In years gone by, bicycles were more often than not simple mechanical objects made mostly of steel. The mechanic would tighten everything up, and that would be that. The steel was strong, and he knew not to overtighten it. But the modern bicycle is engineered quite differently from the steel relics of the past. Today they are made of exotic carbon and aluminium and titanium; altogether lighter and more delicate materials which need more careful looking-after than steel. Carbon Fibre, in particular, especially when formed into lightweight components, can be quite brittle when stressed in the wrong way.

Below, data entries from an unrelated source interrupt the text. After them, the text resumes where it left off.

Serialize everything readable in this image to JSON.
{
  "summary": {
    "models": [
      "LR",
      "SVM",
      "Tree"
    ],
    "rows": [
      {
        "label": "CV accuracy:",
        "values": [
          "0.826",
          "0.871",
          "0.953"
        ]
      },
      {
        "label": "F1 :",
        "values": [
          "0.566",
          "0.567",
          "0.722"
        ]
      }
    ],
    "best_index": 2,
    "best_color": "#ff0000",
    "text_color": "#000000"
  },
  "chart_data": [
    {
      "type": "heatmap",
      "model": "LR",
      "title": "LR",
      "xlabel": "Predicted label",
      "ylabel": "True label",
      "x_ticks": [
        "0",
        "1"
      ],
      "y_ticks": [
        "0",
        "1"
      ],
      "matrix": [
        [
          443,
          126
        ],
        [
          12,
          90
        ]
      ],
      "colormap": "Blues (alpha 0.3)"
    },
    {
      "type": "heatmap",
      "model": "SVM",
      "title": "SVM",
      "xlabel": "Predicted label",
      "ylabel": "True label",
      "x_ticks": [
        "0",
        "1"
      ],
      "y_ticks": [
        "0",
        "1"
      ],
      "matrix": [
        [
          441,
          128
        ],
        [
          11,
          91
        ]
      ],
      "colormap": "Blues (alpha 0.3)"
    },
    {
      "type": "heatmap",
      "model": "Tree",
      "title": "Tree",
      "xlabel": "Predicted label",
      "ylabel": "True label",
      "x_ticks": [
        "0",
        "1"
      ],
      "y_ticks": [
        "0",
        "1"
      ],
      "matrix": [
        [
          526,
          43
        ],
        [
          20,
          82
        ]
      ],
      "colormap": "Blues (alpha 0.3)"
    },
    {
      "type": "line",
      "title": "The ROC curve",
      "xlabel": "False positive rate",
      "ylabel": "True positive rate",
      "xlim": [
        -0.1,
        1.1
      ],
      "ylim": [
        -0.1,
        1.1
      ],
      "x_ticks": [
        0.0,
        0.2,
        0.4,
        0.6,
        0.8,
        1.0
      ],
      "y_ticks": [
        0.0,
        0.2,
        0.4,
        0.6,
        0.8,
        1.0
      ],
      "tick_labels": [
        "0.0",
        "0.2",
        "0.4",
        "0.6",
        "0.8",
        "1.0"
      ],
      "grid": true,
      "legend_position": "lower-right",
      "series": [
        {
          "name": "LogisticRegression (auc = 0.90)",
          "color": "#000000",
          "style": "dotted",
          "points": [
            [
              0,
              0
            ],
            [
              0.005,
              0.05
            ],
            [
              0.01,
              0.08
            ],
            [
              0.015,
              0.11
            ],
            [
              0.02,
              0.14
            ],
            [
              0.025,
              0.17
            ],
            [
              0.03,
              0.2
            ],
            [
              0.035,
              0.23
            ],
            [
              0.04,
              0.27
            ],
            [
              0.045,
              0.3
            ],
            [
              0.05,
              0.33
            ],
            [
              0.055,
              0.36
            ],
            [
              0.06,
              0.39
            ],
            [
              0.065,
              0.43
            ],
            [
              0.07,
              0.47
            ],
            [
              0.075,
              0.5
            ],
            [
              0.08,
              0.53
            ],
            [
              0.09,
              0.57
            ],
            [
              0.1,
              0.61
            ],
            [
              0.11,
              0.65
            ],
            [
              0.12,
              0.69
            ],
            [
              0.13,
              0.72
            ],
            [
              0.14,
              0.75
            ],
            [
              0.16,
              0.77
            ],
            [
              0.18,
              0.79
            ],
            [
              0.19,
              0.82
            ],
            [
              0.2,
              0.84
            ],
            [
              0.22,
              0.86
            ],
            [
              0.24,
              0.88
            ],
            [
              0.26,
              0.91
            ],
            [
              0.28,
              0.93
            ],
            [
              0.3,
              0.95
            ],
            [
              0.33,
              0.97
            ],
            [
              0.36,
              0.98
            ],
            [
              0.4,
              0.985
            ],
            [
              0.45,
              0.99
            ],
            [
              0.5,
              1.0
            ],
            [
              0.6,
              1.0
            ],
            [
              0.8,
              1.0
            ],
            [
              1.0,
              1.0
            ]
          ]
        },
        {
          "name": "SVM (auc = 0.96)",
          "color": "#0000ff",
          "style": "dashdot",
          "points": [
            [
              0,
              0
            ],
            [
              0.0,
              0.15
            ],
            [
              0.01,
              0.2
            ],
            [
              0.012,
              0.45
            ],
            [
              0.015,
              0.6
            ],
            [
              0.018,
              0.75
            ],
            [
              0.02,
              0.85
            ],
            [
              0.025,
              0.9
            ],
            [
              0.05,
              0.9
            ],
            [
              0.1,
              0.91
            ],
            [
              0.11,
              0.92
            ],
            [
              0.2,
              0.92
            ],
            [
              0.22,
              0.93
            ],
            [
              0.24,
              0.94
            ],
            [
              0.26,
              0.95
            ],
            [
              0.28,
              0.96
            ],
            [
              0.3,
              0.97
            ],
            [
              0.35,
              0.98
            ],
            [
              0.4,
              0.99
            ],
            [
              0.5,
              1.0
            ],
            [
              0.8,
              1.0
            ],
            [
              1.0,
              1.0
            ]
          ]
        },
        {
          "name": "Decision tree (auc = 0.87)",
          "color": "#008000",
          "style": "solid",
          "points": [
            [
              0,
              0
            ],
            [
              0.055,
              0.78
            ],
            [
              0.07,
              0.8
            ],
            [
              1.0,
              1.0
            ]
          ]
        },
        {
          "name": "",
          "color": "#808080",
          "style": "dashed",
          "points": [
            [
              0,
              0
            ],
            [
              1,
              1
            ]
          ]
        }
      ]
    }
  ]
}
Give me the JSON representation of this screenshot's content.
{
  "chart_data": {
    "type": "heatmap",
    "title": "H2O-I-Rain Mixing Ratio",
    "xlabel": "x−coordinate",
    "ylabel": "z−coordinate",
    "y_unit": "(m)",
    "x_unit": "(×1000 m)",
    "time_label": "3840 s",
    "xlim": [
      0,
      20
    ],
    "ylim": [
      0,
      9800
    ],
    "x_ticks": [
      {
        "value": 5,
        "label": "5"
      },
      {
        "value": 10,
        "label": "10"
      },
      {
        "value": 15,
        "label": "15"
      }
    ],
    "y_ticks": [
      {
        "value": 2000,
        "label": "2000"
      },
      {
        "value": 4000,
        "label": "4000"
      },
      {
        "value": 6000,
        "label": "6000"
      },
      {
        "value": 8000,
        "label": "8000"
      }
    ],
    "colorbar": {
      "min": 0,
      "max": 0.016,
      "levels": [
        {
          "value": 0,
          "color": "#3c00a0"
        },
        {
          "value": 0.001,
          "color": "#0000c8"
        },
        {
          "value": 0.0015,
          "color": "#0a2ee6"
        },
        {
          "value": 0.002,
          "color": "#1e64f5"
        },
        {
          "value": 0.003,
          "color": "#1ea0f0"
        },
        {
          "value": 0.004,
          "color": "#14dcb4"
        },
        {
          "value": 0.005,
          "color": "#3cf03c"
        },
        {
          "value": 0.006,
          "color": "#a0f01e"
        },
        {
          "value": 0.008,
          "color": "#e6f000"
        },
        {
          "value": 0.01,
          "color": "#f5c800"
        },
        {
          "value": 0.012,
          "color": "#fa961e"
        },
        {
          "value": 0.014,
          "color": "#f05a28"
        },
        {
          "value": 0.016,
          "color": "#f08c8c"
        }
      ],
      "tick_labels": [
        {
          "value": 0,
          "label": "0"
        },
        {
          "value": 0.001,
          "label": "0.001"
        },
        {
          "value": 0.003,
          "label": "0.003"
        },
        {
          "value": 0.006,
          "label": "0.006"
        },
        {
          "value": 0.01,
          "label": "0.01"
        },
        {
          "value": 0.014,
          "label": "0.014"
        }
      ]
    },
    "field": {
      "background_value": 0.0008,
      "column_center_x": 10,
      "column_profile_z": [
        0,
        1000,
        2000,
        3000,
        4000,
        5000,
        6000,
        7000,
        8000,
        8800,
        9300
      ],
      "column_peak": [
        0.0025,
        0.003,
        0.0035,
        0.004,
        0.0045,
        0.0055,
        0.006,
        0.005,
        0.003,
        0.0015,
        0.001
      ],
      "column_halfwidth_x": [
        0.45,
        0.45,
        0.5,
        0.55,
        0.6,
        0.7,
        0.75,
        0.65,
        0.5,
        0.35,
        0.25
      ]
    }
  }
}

The relevant torque settings must be applied or the material can crack and the carbon lose its structural integrity.
As a result, the torque wrench is now the staple tool of the serious bicycle mechanic, and the different torque settings are liberally printed on the relevant parts so that they are done up to the correct pressures. Many new bikes bought directly are assembled by owners who may not have the know-how of the professional mechanic, so the manufacturers try to help out as much as they can by printing the settings on the parts.
So how does the torque wrench work?
As you might expect, there is more than one type. The cheapest and simplest is the beam-type wrench which uses a scale and a needle to let you know when you’ve reached the correct tightness. After this simple tool come the pre-set meters which either click or spin round freely when the tightness setting is reached. It all sounds simple enough. Sadly it’s not. Below are some important things to remember when you’re using a torque wrench,
- Make sure that both the threads of the two parts you are connecting are clean of dirt and/or rust. Muck in the thread will make the screw harder to do up in the thread and could inadvertently trigger the stop point in the torque meter before you’ve reached the required tightness.
- Carbon Fibre and aluminium have very little tolerance to overtightening so don’t assume that ‘one more turn’ will be better. Engineering is a science, so when they say 5 Nm, they mean 5 Nm!
- If you’re tightening two bolts to hold, say, the seat post or the stem, ensure that the two bolts have an equal amount of torque applied. Keep tightening them up a little in turn to spread the load evenly between them.
- The dangers of over or under tightening can be severe; incorrectly tightened stems and seat posts can break off when under pressure – such as when you’re sprinting, and bolts can sheer in the thread which is a very expensive failure.
Finally, a little note about ‘Nm’. It stands for a Newton metre, and one Newton Metre is equal to the torque resulting from a force of one newton applied perpendicularly to the end of a moment arm that is one metre long. Got that?
Joking aside, those little numbers printed on your frame and elsewhere are very important and should not be ignored. You do so at your peril. If you haven’t got one yet, then it is time to get a torque meter.